(The Center Square) – As Maryland grapples with a heatwave, the Maryland Public Service Commission is mandating that electric and gas utilities extend the notice period for customers facing potential service disconnection due to a funding shortfall in two utility bill assistance programs managed by the Maryland Department of Human Services Office of Home Energy Programs.
“While moratoriums on service terminations may be necessary, sometimes the potential negative consequences can outweigh the benefits. As the Fuel Fund of Maryland noted, a moratorium on disconnections– and the resulting accumulation of arrearages– can make it difficult for low-to-moderate-income households to catch up on their overdue bills once the moratorium ends,” according to the commission.
While refraining from imposing a moratorium on service shut-offs, the commission acknowledges the voluntary efforts of most Maryland utilities to halt disconnections for customers recently denied assistance.
“While the Commission has opted not to impose a moratorium on service shut-offs for affected customers behind on their bills, it recognizes that most Maryland utilities have voluntarily halted disconnections to customers whose assistance applications have been recently denied, and strongly encouraged all other Maryland utilities to do the same until at least July 31, 2024,” according to the commission.
In April, the commission learned that funding for the Maryland Energy Assistance Program and the Gas Arrearage Retirement Assistance Program had been exhausted, leading to application denials from April 17, 2024, through the completion of the fiscal year, ending on June 30.
In response, the commission sought comments from utilities and other stakeholders to gauge the impact and appropriate measures to mitigate customer hardships.
The responses indicated that most utilities had already halted disconnections for affected customers and actively provided information on alternative assistance programs.
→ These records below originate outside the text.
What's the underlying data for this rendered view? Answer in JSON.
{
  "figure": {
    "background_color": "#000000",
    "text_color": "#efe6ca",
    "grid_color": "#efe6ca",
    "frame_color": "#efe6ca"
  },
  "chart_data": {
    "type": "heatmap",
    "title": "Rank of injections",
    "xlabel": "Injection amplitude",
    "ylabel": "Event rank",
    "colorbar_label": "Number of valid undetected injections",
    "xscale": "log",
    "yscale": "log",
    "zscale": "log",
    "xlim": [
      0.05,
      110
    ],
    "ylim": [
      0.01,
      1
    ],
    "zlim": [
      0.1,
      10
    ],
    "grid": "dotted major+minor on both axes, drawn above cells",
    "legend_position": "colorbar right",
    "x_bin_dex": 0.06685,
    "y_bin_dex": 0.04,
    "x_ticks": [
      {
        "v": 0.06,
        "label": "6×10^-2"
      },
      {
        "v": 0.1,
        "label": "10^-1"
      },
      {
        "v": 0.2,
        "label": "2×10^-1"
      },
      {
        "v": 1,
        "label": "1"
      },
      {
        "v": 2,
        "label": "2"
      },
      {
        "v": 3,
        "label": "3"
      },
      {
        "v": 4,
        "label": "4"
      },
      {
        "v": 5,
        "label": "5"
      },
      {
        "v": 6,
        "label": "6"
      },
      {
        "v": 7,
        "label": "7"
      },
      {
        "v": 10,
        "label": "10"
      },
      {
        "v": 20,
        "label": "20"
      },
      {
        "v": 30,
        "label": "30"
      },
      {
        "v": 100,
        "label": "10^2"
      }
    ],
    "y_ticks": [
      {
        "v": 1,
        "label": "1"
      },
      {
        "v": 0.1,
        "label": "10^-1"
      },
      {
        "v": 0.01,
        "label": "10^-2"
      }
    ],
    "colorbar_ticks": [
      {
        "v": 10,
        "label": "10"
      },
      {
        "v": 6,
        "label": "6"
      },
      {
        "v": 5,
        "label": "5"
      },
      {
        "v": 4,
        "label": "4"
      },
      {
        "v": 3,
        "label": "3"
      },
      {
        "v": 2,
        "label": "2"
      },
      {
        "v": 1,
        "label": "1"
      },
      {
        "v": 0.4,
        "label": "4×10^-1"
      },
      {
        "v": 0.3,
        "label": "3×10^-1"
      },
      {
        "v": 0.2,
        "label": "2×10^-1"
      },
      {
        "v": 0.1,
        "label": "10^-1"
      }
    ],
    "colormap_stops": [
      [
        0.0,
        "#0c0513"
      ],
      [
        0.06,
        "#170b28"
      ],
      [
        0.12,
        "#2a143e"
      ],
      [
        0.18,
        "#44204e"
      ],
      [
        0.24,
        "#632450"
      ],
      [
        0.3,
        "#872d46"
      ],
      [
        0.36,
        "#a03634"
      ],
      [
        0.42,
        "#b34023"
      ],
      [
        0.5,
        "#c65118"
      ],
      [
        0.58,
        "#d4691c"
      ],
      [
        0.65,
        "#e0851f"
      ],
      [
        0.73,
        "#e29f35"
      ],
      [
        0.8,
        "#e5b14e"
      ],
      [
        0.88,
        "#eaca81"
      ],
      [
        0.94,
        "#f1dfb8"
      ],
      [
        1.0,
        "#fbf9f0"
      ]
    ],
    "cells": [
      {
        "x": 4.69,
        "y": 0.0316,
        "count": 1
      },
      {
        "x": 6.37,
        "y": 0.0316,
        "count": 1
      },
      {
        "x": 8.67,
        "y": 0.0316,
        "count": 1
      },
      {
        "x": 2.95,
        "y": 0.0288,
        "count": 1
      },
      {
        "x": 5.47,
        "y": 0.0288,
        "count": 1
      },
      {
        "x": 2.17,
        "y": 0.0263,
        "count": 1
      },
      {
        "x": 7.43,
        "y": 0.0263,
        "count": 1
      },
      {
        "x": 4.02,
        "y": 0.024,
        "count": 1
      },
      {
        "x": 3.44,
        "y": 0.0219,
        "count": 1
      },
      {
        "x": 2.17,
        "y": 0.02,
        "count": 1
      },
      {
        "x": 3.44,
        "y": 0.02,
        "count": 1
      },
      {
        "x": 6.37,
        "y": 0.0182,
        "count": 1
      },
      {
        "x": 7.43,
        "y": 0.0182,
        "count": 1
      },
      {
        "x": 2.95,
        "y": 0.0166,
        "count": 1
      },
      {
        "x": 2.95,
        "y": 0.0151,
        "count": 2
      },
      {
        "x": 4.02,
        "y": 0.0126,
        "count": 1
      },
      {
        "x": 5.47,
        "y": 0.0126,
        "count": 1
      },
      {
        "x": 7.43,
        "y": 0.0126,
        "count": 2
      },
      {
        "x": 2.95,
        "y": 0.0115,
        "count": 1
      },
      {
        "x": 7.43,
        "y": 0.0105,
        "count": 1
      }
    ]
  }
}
The commission found that a moratorium on disconnections could potentially exacerbate the financial burden on low-to-moderate-income households, making it harder for them to recover once the moratorium ended.
Adopting a recommendation from the Maryland Energy Advocates Coalition, the commission directed utilities to extend termination notice periods by 15 days for customers denied OHEP funds between April 17 and June 30. Utilities are required to report back to the commission within 30 days on their compliance with this directive and other protective measures taken, according to the commission.
Additionally, the commission has requested a report from DHS on the long-term funding outlook for OHEP and the timing for the distribution of MEAP and GARA funds in the new fiscal year.